Another inmate tried to hold him back and took an elbow shot to the nose, blood dripping down his chin and spreading onto his prison blues. The blood only ratcheted up Greg’s terror. He stretched his hand out in front of him and made the sign of the cross before he returned to thrashing the door, desperate to get out.

Olivia launched herself straight into the fray, pressing the button as she ran. The alarms blasted, flashing red, until all the inmates hit the ground per prison protocol. Only Greg remained upright, cowering in the corner, his knuckles bruised and already swollen from the pounding.

“It’s okay,” Olivia told him, steadying the quiver in her own voice. “There are no vampires in the MHU. Sergeant Wickersham is here to help you, and so am I. So is Doctor Chapman.”

Hank’s hands shook as he unlocked the door and the rest of the officers stormed in to restore order.

Secured in handcuffs and pinned to the wall, Greg began to cry as Leah tried to soothe him. “Keep him away from me,” he sobbed. “Please. He’s going to bite me. He told me so.”

“Sergeant Wickersham isn’t a vampire,” Olivia said again.

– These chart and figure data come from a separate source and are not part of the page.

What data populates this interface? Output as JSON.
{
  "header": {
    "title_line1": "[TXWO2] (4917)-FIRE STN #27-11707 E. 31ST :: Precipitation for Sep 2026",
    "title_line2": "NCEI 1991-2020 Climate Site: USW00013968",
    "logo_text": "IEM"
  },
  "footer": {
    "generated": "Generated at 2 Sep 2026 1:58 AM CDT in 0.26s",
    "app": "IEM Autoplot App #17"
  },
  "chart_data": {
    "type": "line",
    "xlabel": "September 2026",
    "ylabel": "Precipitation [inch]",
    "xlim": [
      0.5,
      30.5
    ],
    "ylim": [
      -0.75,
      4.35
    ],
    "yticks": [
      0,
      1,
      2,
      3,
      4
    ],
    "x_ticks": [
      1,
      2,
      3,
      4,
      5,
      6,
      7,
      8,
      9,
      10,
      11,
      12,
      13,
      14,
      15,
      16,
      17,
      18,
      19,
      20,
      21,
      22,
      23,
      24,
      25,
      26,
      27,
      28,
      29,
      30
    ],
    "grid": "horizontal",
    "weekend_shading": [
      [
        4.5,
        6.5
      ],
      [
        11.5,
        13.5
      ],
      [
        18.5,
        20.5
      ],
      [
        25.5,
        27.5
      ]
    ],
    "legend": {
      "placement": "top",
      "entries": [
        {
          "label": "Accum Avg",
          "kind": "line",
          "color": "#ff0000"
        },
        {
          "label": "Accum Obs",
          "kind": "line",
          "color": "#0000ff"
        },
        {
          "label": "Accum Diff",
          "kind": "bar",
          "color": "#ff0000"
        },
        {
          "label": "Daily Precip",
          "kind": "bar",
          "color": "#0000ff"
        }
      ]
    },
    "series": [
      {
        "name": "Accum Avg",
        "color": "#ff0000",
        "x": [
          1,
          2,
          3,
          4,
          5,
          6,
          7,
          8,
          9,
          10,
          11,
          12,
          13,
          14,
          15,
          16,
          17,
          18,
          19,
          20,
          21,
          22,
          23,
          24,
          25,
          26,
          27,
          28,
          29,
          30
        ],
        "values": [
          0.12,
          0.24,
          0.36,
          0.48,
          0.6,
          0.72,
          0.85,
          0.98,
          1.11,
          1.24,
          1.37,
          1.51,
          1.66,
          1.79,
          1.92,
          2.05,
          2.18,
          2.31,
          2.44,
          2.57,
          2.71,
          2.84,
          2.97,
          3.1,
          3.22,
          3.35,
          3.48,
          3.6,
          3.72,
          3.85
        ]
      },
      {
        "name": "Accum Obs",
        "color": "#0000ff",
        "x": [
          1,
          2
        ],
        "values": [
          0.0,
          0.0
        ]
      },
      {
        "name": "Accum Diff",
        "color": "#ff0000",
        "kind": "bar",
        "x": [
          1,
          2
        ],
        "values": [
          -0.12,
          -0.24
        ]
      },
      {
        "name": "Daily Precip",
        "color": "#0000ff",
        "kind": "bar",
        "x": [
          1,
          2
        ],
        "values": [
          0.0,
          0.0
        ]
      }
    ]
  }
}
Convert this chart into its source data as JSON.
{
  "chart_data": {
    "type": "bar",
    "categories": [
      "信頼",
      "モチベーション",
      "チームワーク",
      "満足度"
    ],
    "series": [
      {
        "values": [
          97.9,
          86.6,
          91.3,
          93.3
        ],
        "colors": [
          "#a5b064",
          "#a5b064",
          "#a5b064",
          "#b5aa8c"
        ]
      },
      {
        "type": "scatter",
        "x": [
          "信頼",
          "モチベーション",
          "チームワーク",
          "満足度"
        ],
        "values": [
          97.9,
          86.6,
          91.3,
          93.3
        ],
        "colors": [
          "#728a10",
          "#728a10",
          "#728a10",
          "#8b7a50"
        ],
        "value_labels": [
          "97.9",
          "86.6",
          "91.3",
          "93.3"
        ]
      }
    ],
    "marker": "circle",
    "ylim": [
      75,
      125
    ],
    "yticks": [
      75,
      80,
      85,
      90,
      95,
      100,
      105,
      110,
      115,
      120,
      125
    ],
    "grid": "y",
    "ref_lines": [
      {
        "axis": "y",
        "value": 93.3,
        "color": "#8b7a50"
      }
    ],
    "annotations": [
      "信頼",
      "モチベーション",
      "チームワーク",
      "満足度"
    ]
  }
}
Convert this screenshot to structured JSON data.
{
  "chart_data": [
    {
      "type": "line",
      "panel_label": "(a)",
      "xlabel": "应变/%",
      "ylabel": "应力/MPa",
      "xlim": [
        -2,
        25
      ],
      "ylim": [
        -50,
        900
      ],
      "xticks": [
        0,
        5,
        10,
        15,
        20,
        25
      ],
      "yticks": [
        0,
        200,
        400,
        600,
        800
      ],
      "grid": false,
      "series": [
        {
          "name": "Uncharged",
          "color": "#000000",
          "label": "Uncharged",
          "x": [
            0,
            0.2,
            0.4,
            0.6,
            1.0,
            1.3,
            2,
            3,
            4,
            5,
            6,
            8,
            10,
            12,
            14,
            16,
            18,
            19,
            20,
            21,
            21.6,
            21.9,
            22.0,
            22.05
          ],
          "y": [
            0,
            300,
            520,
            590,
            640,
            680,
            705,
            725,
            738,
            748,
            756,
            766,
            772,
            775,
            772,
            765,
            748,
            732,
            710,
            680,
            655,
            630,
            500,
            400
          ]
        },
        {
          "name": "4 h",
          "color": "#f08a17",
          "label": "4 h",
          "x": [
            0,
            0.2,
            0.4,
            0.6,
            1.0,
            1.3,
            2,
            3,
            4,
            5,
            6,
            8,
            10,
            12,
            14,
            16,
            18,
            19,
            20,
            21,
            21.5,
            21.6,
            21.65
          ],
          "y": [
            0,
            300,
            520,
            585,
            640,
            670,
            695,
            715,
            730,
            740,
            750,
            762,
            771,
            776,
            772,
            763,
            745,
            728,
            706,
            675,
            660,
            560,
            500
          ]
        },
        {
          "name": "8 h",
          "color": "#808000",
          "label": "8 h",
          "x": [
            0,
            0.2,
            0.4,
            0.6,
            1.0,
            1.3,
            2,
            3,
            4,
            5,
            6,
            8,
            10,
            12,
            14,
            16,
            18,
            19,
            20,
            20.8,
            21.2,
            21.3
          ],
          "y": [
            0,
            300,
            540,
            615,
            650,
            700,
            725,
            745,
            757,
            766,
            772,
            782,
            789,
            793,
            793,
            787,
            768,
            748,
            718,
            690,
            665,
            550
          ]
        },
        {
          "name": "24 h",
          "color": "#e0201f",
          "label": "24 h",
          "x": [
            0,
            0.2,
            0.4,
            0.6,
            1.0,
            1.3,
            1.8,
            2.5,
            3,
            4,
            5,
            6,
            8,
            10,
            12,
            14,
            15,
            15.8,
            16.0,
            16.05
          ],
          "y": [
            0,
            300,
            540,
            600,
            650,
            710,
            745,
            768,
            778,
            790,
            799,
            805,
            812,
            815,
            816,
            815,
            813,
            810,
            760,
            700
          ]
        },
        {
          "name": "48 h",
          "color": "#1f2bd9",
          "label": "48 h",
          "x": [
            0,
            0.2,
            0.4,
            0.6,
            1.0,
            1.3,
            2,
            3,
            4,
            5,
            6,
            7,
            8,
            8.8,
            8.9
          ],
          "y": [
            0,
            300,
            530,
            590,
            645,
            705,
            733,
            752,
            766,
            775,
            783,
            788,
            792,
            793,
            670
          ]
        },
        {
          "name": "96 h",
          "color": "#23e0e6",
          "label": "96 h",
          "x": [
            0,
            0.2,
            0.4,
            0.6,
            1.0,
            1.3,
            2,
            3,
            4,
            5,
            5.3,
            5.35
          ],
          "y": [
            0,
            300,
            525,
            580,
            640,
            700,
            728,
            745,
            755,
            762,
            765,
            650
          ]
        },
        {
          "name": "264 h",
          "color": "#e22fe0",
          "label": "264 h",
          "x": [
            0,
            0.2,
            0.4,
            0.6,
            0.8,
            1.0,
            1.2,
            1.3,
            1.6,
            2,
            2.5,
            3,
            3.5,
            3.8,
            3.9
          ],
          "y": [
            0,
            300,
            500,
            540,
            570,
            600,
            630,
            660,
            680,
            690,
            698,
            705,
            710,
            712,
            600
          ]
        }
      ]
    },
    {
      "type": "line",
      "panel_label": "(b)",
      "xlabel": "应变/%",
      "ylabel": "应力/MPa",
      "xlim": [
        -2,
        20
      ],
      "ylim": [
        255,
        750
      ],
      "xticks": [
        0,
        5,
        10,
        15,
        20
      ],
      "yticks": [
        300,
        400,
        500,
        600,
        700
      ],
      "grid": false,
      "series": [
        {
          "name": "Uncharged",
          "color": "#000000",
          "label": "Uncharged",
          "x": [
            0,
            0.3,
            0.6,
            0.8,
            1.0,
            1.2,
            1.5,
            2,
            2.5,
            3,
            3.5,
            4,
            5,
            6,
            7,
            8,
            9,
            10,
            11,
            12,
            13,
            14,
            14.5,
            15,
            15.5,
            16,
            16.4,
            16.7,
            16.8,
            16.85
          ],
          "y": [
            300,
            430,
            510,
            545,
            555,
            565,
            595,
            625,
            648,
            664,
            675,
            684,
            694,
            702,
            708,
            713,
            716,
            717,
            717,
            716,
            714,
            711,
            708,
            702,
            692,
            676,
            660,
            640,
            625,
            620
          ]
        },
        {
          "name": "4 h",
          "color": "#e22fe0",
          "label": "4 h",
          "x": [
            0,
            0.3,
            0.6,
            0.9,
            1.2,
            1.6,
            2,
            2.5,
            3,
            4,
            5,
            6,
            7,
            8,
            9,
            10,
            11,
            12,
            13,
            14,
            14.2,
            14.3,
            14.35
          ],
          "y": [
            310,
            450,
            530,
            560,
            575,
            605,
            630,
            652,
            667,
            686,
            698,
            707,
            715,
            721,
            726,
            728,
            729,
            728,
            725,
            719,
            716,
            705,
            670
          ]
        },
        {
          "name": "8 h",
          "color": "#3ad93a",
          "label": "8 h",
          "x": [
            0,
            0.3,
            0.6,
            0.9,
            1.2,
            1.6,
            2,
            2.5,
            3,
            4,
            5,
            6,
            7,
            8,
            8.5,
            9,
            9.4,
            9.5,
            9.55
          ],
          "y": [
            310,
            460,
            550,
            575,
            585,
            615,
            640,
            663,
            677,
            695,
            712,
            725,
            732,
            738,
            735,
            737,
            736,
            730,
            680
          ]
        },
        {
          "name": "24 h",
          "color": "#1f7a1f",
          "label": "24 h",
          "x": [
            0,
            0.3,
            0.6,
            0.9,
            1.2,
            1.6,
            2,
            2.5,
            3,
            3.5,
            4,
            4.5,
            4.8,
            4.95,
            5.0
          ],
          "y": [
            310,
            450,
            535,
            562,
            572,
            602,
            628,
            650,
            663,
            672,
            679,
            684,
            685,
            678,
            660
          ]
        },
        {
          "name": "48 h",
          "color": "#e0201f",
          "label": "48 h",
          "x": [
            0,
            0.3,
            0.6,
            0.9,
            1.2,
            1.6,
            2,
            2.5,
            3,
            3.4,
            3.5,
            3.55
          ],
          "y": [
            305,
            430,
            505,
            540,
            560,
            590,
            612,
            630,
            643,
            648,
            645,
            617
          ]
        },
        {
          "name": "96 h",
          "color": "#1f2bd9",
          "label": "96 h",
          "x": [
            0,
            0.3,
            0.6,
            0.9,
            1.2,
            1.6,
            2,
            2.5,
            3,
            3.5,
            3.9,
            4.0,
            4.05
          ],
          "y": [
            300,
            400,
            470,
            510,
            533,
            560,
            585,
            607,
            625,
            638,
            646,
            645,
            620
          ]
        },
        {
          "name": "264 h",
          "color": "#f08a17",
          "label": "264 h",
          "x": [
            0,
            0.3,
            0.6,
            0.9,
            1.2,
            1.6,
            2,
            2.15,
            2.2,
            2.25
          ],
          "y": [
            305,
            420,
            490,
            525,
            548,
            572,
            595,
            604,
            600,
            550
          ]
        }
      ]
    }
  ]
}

“Not Sarge.” Greg pointed at the ground, where Drake lay on his belly. Olivia swore she heard him laughing. “Him.”

 

Except for the soft swish of the porter’s mop across the tiles near the door, the MHU had quieted again. Leah collapsed into the chair opposite Olivia. With a frustrated sigh, she blew her blonde bangs from her face. “Girl, tell me again why we can’t bring booze to work?”

Olivia laughed but it didn’t quiet her nerves which had frayed down to the last wire. “For one, I don’t think Baby Chapman would appreciate you drinking.”

“It’s really not fair. I’m big as a house. My hormones are raging. I’ve got two more months until I get this kid out of me. Then, I come to work and have to put up with these lunatics. And it’s not just the inmates. I’m telling you, I could use a strong shot of pruno right now.” Leah stuck her thumb in Hank’s direction. He hadn’t spoken a word since Warden Blevins stormed out ten minutes ago. “That guy is a riot just waiting to happen.”